I so often lead a life of humility, very much aware of my own shortcomings - yet other people do not seem to have even this amount of awareness about themselves until later, if at all. Possibly this is a blessing in disguise for me, as I have been forced into acute self-awareness by my very differences from the rest of society. What annoys me is that once again I was right, yet I did not have the courage to believe that.
I will not let this turn me into an arrogant twat, as that is what I despise most in others. However I will have a little more courage in my convictions and be less easily swayed by others' opinions. Some might say I'm already quite stubborn about some things, but these things are practical things with little overall impact where the cost of being wrong is not that great. After all, if you don't make mistakes how do you learn?
What gets me with most people is that most prominently they cannot even comprehend that they cannot know their mind in the future.

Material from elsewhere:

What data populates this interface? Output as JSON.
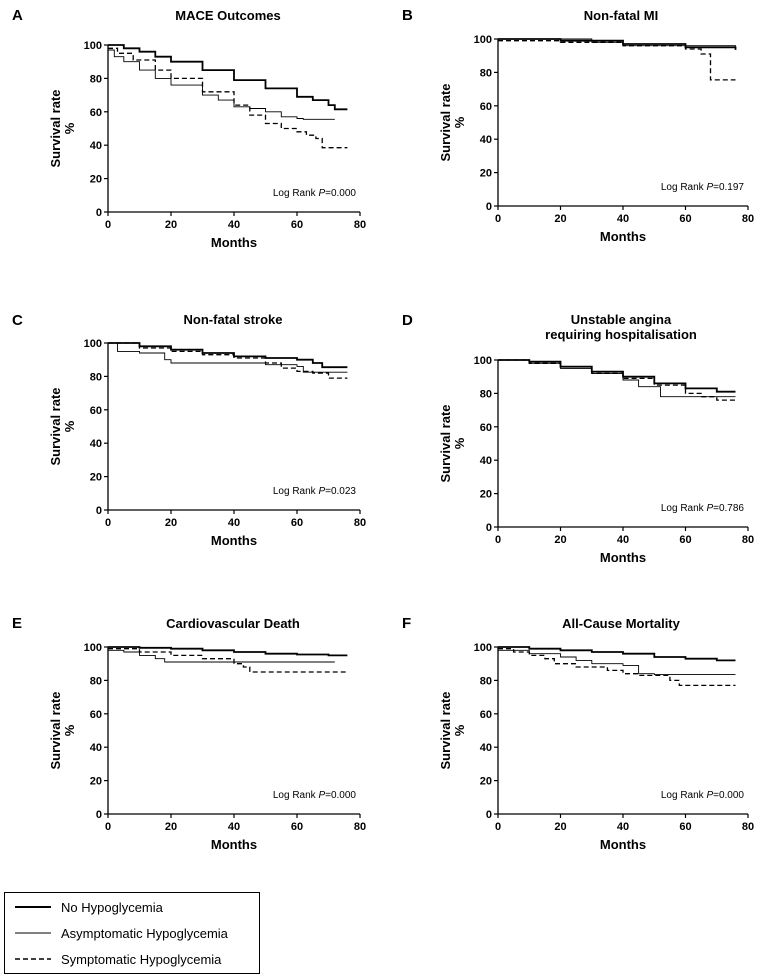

This scares me a lot, actually. If you can't comprehend that you cannot know your mind in the future, how can you make life-altering decisions like whether to be sterilised, or whether to get married, or whether to have children? Yes, there is no certainty to any of it, but if you are so unaware of yourself that you cannot accept that you cannot know your mind in the future, then I guess you will make decisions that turn out to be wrong for you. I guess this is how mistakes are made.. *shrug*.
The trouble with this realisation is it makes me a fence-sitter. I have trouble committing, knowing that I cannot know my own mind in the future. Some might say I have too damn much perspective, myself included.